As long as I have been in the field of English, the humanities have been in “crisis.” (I’m not going to rehash that whole history here: google “crisis in the humanities,” and you get over 11 million hits). But even a cursory reading of the history of the academy will show that it has basically always been thus. Generation after generation has struggled to articulate the value of the liberal arts, has grappled with justifying the study of anything other than the purely practical. And, of course, I don’t see that changing any time soon.

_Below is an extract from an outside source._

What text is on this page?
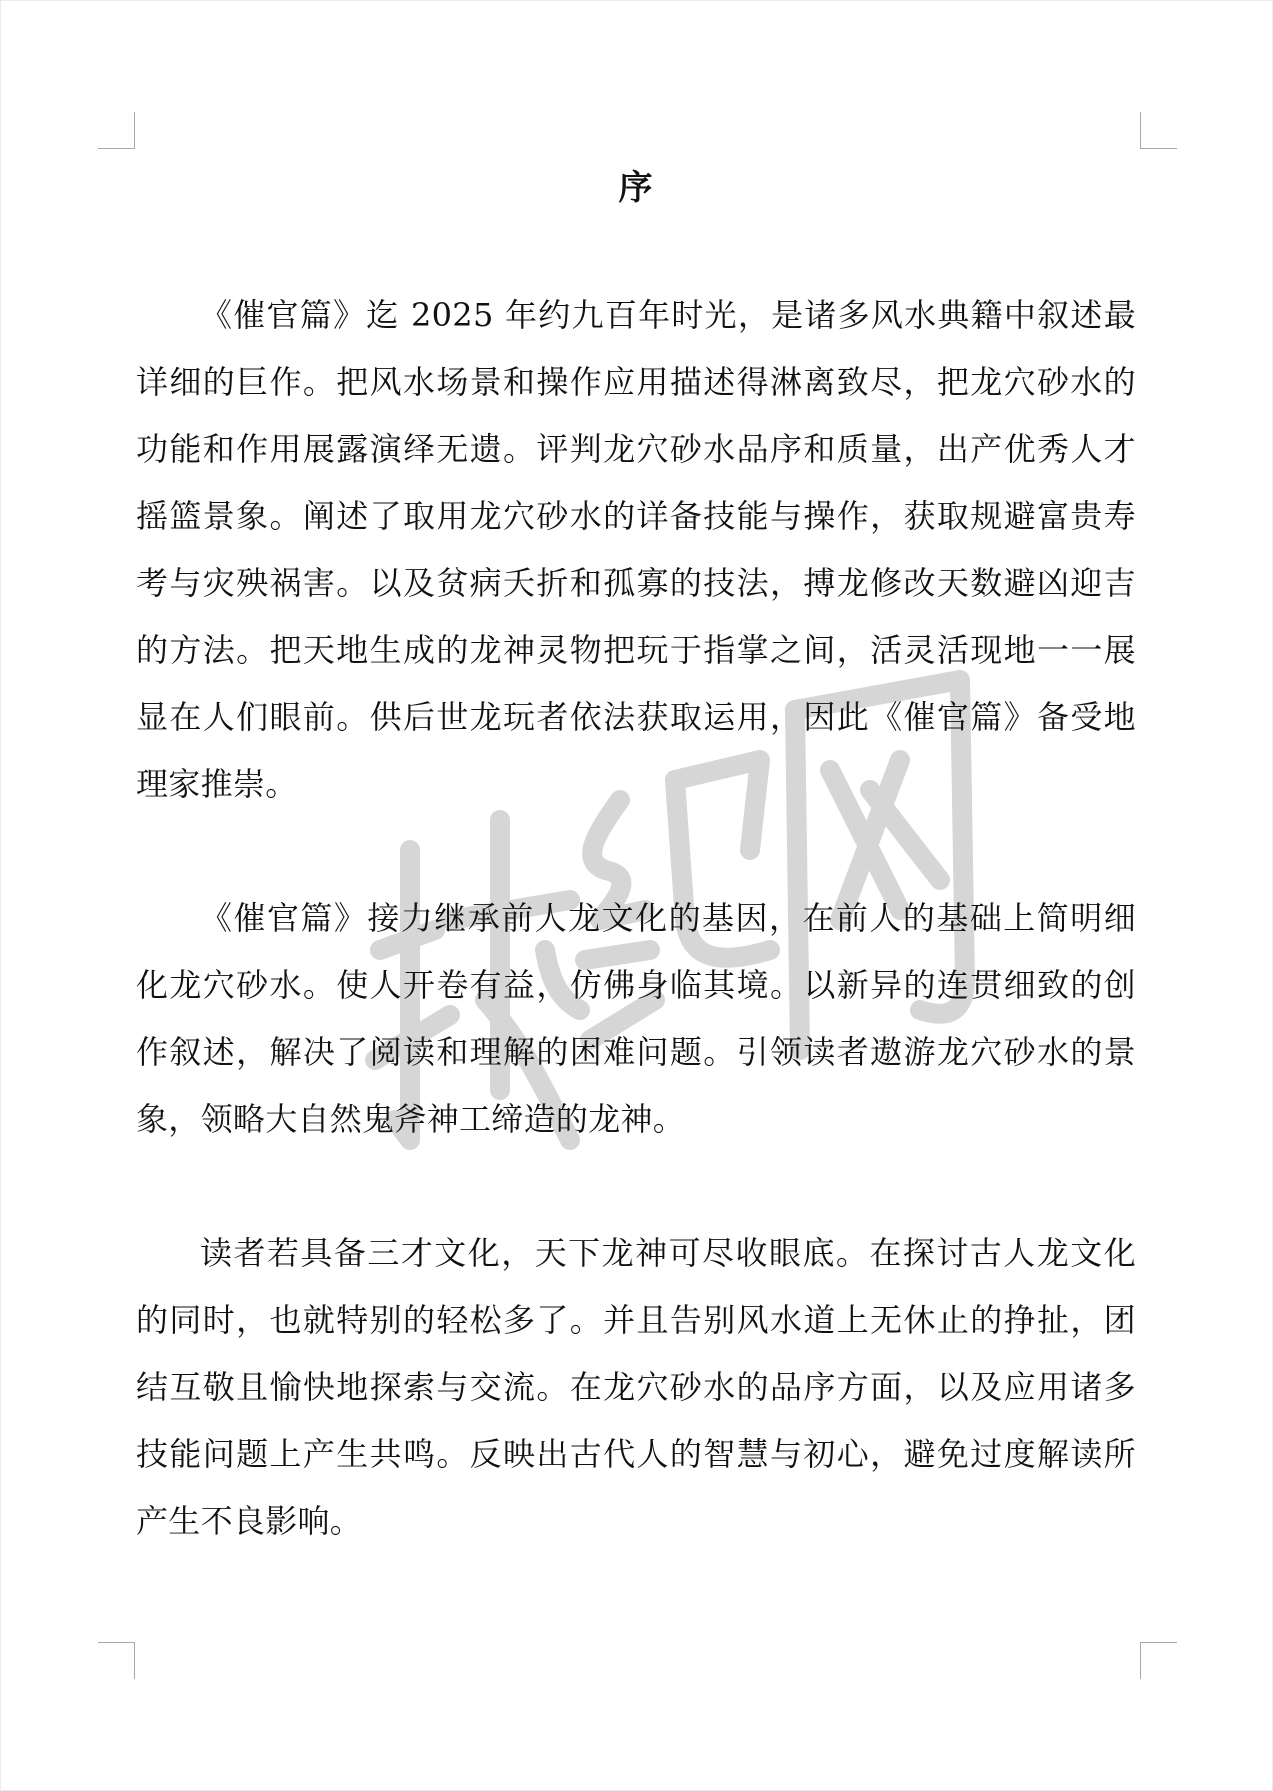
序

《催官篇》迄 2025 年约九百年时光，是诸多风水典籍中叙述最详细的巨作。把风水场景和操作应用描述得淋离致尽，把龙穴砂水的功能和作用展露演绎无遗。评判龙穴砂水品序和质量，出产优秀人才摇篮景象。阐述了取用龙穴砂水的详备技能与操作，获取规避富贵寿考与灾殃祸害。以及贫病夭折和孤寡的技法，搏龙修改天数避凶迎吉的方法。把天地生成的龙神灵物把玩于指掌之间，活灵活现地一一展显在人们眼前。供后世龙玩者依法获取运用，因此《催官篇》备受地理家推崇。

《催官篇》接力继承前人龙文化的基因，在前人的基础上简明细化龙穴砂水。使人开卷有益，仿佛身临其境。以新异的连贯细致的创作叙述，解决了阅读和理解的困难问题。引领读者遨游龙穴砂水的景象，领略大自然鬼斧神工缔造的龙神。

读者若具备三才文化，天下龙神可尽收眼底。在探讨古人龙文化的同时，也就特别的轻松多了。并且告别风水道上无休止的挣扯，团结互敬且愉快地探索与交流。在龙穴砂水的品序方面，以及应用诸多技能问题上产生共鸣。反映出古代人的智慧与初心，避免过度解读所产生不良影响。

I actually think faith-based colleges have a better shot than other institutions at answering the question—why the liberal arts—not only because they have a richer sense of vocation (so that a calling to any academic discipline, for example, is a holy calling), but also because of the theological perspective they hold about the nature of the world. For me, C.S. Lewis in his marvelous “Learning in War-Time” (written during WW2) makes that point beautifully:
The war creates no absolutely new situation: it simply aggravates the permanent human situation so that we can no longer ignore it. Human life has always been lived on the edge of a precipice. Human culture has always had to exist under the shadow of something infinitely more important than itself. If men had postponed the search for knowledge and beauty until they were secure, the search would never have begun. We are mistaken when we compare war with “normal life.” Life has never been normal.
In other words, the fundamental brokenness of the world is no impediment to discovering beauty. The danger of life on a precipice does not negate, for Lewis, the search for wisdom. And Lewis rejects the notion that the only valuable work lies on the battlefield. We are perpetually, as Matthew Arnold, observed on a “darkling plain/Swept with confused alarms of struggle and flight,/Where ignorant armies clash by night.” And yet.
And yet.
I must admit here that this was not to have been my topic this week. I had been walking around mulling several subjects for this week’s blog when I was asked, as I often am, what I recommended for reading this summer. As an English professor, that’s a pretty standard question for me. But when I am asked, I feel somewhat of the same burden as when students ask “should I major in English.” Ultimately, the question is not “what shall we read,” but “why.”
I’d like to provide an illustration, rather than an answer. One of the reasons I think we have a “crisis” in the humanities is because we have so little exposure to literature, especially poetry, in our culture. We’ve convinced ourselves that unlike our grandparents (mine knew lines and lines and lines of poetry) that it is somehow not relevant—too difficult, too esoteric.
So, I want to offer you a favorite poem of mine. By Christian Wiman, the poem features a title word taken from a good Old Norse word meaning torn asunder, ripped apart. Terribly broken. Wiman’s poem is a work of technical brilliance (notice how he plays with the same phrase over and again, reinventing it each time) and deep spiritual insight. I believe it gives the reader, in the words of Henry Zylstra, “more to be Christian with.” Most importantly, it reminds me that, though we travel on the edge of a precipice, we do not travel alone. In the words of Dame Julian, “all shall be well.”
“Every Riven Thing”
by Christian Wiman
(you can hear Wiman read his poem here)
God goes, belonging to every riven thing he’s made
sing his being simply by being
the thing it is:
stone and tree and sky,
man who sees and sings and wonders why
God goes. Belonging, to every riven thing he’s made,
means a storm of peace.
Think of the atoms inside the stone.
Think of the man who sits alone
trying to will himself into a stillness where
God goes belonging. To every riven thing he’s made
there is given one shade
shaped exactly to the thing itself:
under the tree a darker tree;
under the man the only man to see
God goes belonging to every riven thing. He’s made
the things that bring him near,
made the mind that makes him go.
A part of what man knows,
apart from what man knows,
God goes belonging to every riven thing he’s made.